Tell the Forest Service to close the river and protect our ceremony!
Boats shouldn’t be allowed to interfere with ceremony.
In 2006 Waimem Franco, a Winnemem Wintu young woman, embarked upon her puberty ceremony, the ceremony that marks the transition from child to woman in the Winnemem culture. While undergoing this sacred experience she was subjected to racist slurs, vulgar displays, and drunken behavior. You can watch video from her ceremony below.
The Winnemem now have three young women who are ready to experience their own puberty ceremony. One of those young women is the future spiritual leader of the Tribe. Recent Legislation in the Farm Bill should provide these three young women protection against such intrusive behavior. Unfortunately, thanks to the Tribe’s unrecognized status, these young women may be subjected to the same treatment.
Without the protections afforded federally recognized tribes the Winnemem are left to prevail upon the US Forest Service for assistance.

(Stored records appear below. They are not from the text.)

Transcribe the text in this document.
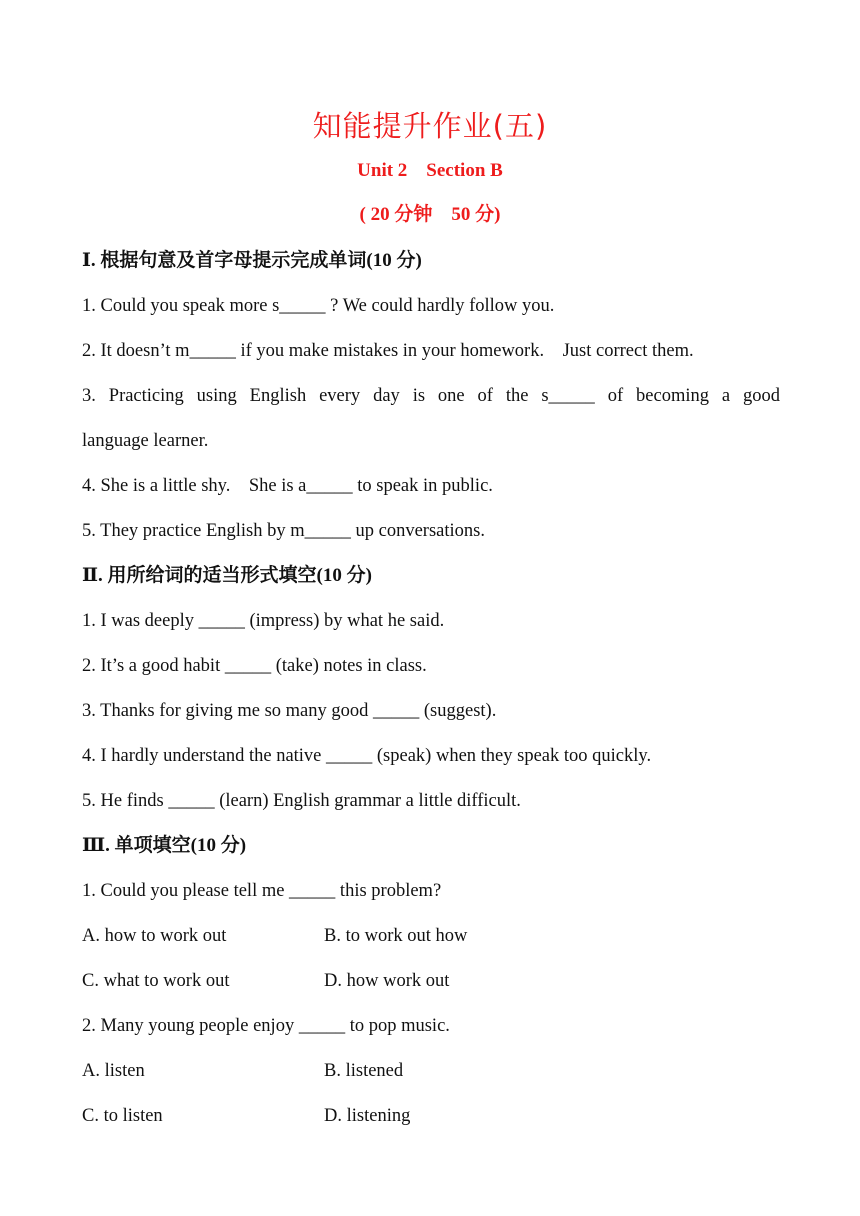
知能提升作业(五)
Unit 2    Section B
( 20 分钟    50 分)
Ⅰ. 根据句意及首字母提示完成单词(10 分)
1. Could you speak more s_____ ? We could hardly follow you.
2. It doesn’t m_____ if you make mistakes in your homework.    Just correct them.
3. Practicing using English every day is one of the s_____ of becoming a good
language learner.
4. She is a little shy.    She is a_____ to speak in public.
5. They practice English by m_____ up conversations.
Ⅱ. 用所给词的适当形式填空(10 分)
1. I was deeply _____ (impress) by what he said.
2. It’s a good habit _____ (take) notes in class.
3. Thanks for giving me so many good _____ (suggest).
4. I hardly understand the native _____ (speak) when they speak too quickly.
5. He finds _____ (learn) English grammar a little difficult.
Ⅲ. 单项填空(10 分)
1. Could you please tell me _____ this problem?
A. how to work out	B. to work out how
C. what to work out	D. how work out
2. Many young people enjoy _____ to pop music.
A. listen	B. listened
C. to listen	D. listening
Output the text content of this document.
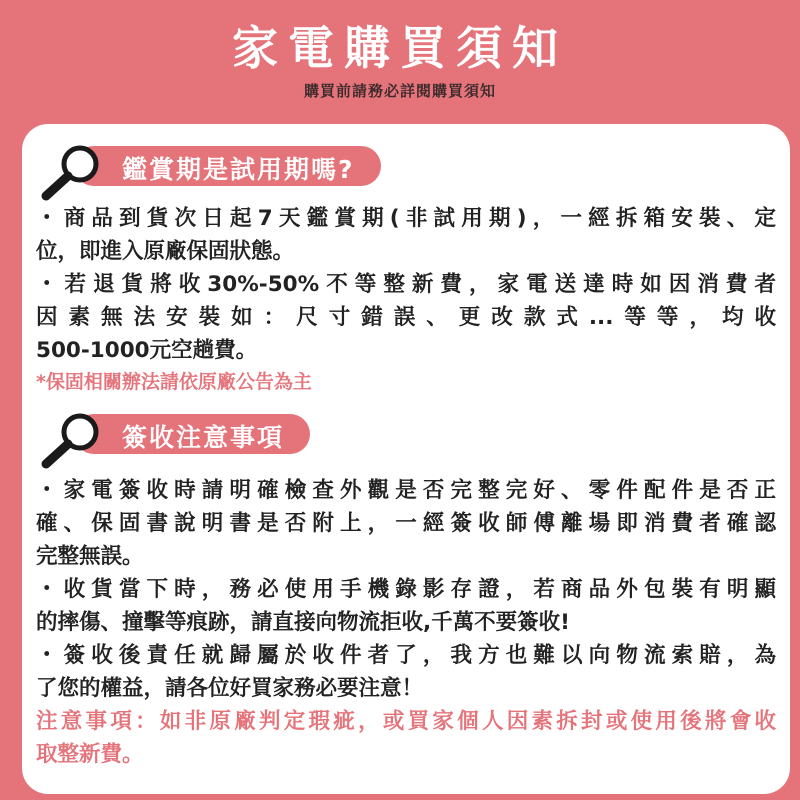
家電購買須知
購買前請務必詳閱購買須知
鑑賞期是試用期嗎?
・商品到貨次日起7天鑑賞期(非試用期)，一經拆箱安裝、定
位，即進入原廠保固狀態。
・若退貨將收30%-50%不等整新費，家電送達時如因消費者
因素無法安裝如：尺寸錯誤、更改款式...等等，均收
500-1000元空趟費。
*保固相關辦法請依原廠公告為主
簽收注意事項
・家電簽收時請明確檢查外觀是否完整完好、零件配件是否正
確、保固書說明書是否附上，一經簽收師傅離場即消費者確認
完整無誤。
・收貨當下時，務必使用手機錄影存證，若商品外包裝有明顯
的摔傷、撞擊等痕跡，請直接向物流拒收,千萬不要簽收!
・簽收後責任就歸屬於收件者了，我方也難以向物流索賠，為
了您的權益，請各位好買家務必要注意！
注意事項：如非原廠判定瑕疵，或買家個人因素拆封或使用後將會收
取整新費。
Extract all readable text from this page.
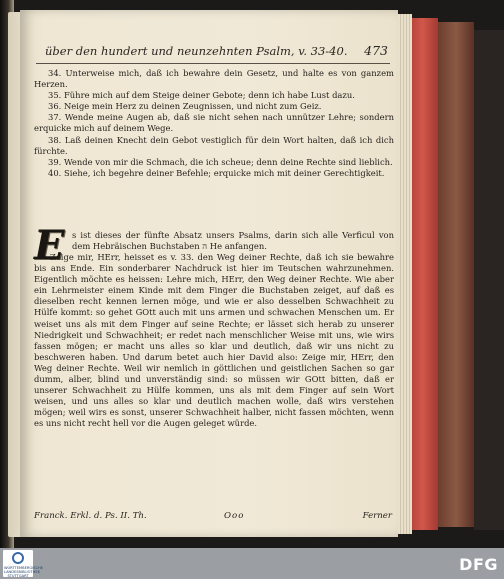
über den hundert und neunzehnten Psalm, v. 33-40. 473

34. Unterweise mich, daß ich bewahre dein Gesetz, und halte es von ganzem Herzen.

35. Führe mich auf dem Steige deiner Gebote; denn ich habe Lust dazu.

36. Neige mein Herz zu deinen Zeugnissen, und nicht zum Geiz.

37. Wende meine Augen ab, daß sie nicht sehen nach unnützer Lehre; sondern erquicke mich auf deinem Wege.

38. Laß deinen Knecht dein Gebot vestiglich für dein Wort halten, daß ich dich fürchte.

39. Wende von mir die Schmach, die ich scheue; denn deine Rechte sind lieblich.

40. Siehe, ich begehre deiner Befehle; erquicke mich mit deiner Gerechtigkeit.

E s ist dieses der fünfte Absatz unsers Psalms, darin sich alle Verficul von dem Hebräischen Buchstaben ה He anfangen.

Zeige mir, HErr, heisset es v. 33. den Weg deiner Rechte, daß ich sie bewahre bis ans Ende. Ein sonderbarer Nachdruck ist hier im Teutschen wahrzunehmen. Eigentlich möchte es heissen: Lehre mich, HErr, den Weg deiner Rechte. Wie aber ein Lehrmeister einem Kinde mit dem Finger die Buchstaben zeiget, auf daß es dieselben recht kennen lernen möge, und wie er also desselben Schwachheit zu Hülfe kommt: so gehet GOtt auch mit uns armen und schwachen Menschen um. Er weiset uns als mit dem Finger auf seine Rechte; er lässet sich herab zu unserer Niedrigkeit und Schwachheit; er redet nach menschlicher Weise mit uns, wie wirs fassen mögen; er macht uns alles so klar und deutlich, daß wir uns nicht zu beschweren haben. Und darum betet auch hier David also: Zeige mir, HErr, den Weg deiner Rechte. Weil wir nemlich in göttlichen und geistlichen Sachen so gar dumm, alber, blind und unverständig sind: so müssen wir GOtt bitten, daß er unserer Schwachheit zu Hülfe kommen, uns als mit dem Finger auf sein Wort weisen, und uns alles so klar und deutlich machen wolle, daß wirs verstehen mögen; weil wirs es sonst, unserer Schwachheit halber, nicht fassen möchten, wenn es uns nicht recht hell vor die Augen geleget würde.

Franck. Erkl. d. Ps. II. Th.	Ooo	Ferner
WÜRTTEMBERGISCHE LANDESBIBLIOTHEK STUTTGART
DFG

The ceremony is just over one week away and the Tribe is still left in limbo not knowing whether their religious freedoms will be protected this time.
The Winnemem Wintu Tribe originates from the McCloud River, a tributary to the Sacramento River. They have practiced their culture and religion along the McCloud since time immemorial. There were more than 14,000 Winnemem before contact. Today 123 Winnemem continue their cultural lifeway and religious practice in the face of great odds against them.